L’evoluzione degli allevamenti negli ultimi anni è stato caratterizzato da un elevato processo di
concentrazione verso strutture di allevamento ed ingrasso sempre di maggiori dimensioni, con la
chiusura degli allevamenti di più piccole dimensioni.
1
Il dato è riferito ai soli bovini maschi e femmine allevati in strutture produttive ad orientamento da carne; a
questi possono essere aggiunti i capi maschi e femmine degli “allevamenti misti” e delle “altre strutture” che
complessivamente assommano a 9.776 bovini. Il dato complessivo risulterebbe così di 466.603 capi.
2 Il dato ricavato dal Censimento Generale dell’Agricoltura ISTAT del 2010.
3
Come vedremo le dimensioni aziendali hanno un impatto importante sul costo medio di produzione:
l’effetto congiunto della diminuzione dei capi allevati e del processo di concentrazione aziendale
comporta comunque un incremento del numero medio di capi allevati in azienda e quindi,
tendenzialmente, una diminuzione del costo medio di produzione.

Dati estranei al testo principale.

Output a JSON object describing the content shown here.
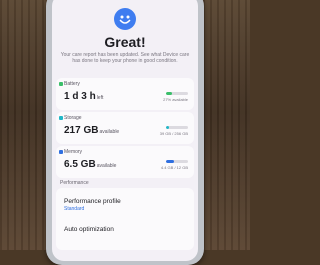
{
  "header": {
    "title": "Great!",
    "subtitle": "Your care report has been updated. See what Device care has done to keep your phone in good condition."
  },
  "cards": {
    "battery": {
      "label": "Battery",
      "value": "1 d 3 h",
      "value_unit": "left",
      "status": "27% available",
      "fill": 0.27,
      "color": "#3bbf6a"
    },
    "storage": {
      "label": "Storage",
      "value": "217 GB",
      "value_unit": "available",
      "status": "39 GB / 256 GB",
      "fill": 0.15,
      "color": "#20b7c7"
    },
    "memory": {
      "label": "Memory",
      "value": "6.5 GB",
      "value_unit": "available",
      "status": "4.4 GB / 12 GB",
      "fill": 0.37,
      "color": "#2f6fe0"
    }
  },
  "performance": {
    "section_label": "Performance",
    "profile_title": "Performance profile",
    "profile_value": "Standard",
    "auto_optimization": "Auto optimization"
  }
}
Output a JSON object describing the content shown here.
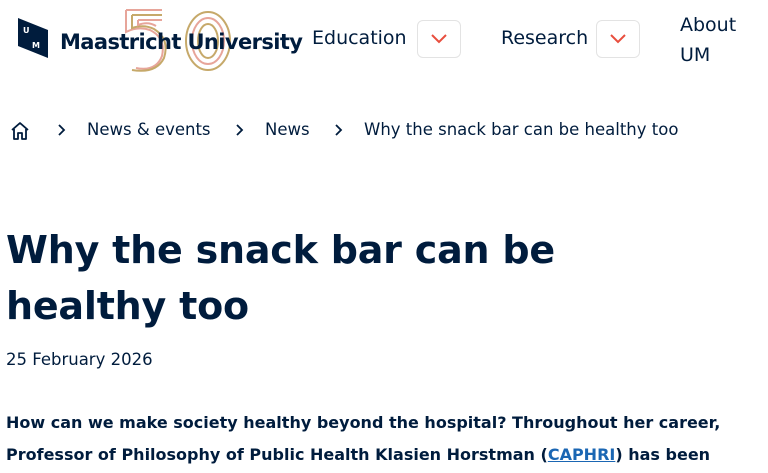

Ma oltre a diminuire il numero di imprese è calato anche il numero complessivo di capi allevati:
quindi si tratta non solo di un processo di concentrazione e razionalizzazione degli allevamenti, ma
anche, come abbiamo già, visto, di un ridimensionamento del volume di carne prodotta.
D’altra parte questa tendenza è in linea con la diminuzione della carne prodotta a livello nazionale,
una caratteristica di questi ultimi anni dopo il recupero produttivo conseguente alla crisi della BSE,
che trova la sua giustificazione sia nella diminuzione strutturale del consumo di carne pro-capite,
dovuta alla modifica delle abitudini alimentari e alla diffusione delle pratiche vegetariane, sia nella
diminuzione della quota di carne bovina sul totale della a carne consumata, come conseguenza
della crisi congiunturale dei consumi, caratterizzati dal tentativo dei consumatori di mantenere
invariato le quantità del carrello della spesa diminuendone il costo complessivo, grazie alla
preferenza di tipologie di alimenti a minore costo (carne avicunicola, carne di maiale).
Dal punto di vista territoriale gli allevamenti da carne veneti risultano concentrati in tre province che
da sole detengono circa i ¾ dei capi allevati: in ordine di importanza Verona (27,2%), Treviso (26,7%)
e Padova (18,4%); più staccata la provincia di Vicenza (12%), mentre le altre province non superano
la soglia del 10%.
1.1 L’allevamento del vitellone pesante in Veneto
Il Veneto è un grande produttore di vitelloni pesanti, grazie all’ampia disponibilità di superfici irrigue
particolarmente adatte alla produzione di mais sotto forma di insilato (alimento base di questo tipo
di allevamento) ed ai consistenti flussi di importazione di vitelli di razze da carne pregiate, che hanno
permesso dimensioni aziendali e livelli di specializzazione in grado di garantire rilevanti economie di
scala sui costi di produzione.
All’Anagrafe Nazionale Zootecnica risultavano iscritti al 1° giugno 2013 184.893 “maschi di età
compresa tra 1 e 2 anni in allevamenti da carne” e 72.228 “femmine di età compresa tra 1 e 2 anni
in allevamenti da carne”, per un totale di 257.121 capi. Se si aggiungono anche i “maschi e femmine
di età compresa tra 1 e 2 anni in allevamenti misti” il numero di capi cresce a 260.398. In regione è
concentrato circa un terzo del totale dei vitelloni allevati in Italia; tale percentuale raggiunge quasi
il 40% se si considerano solo i vitelloni maschi.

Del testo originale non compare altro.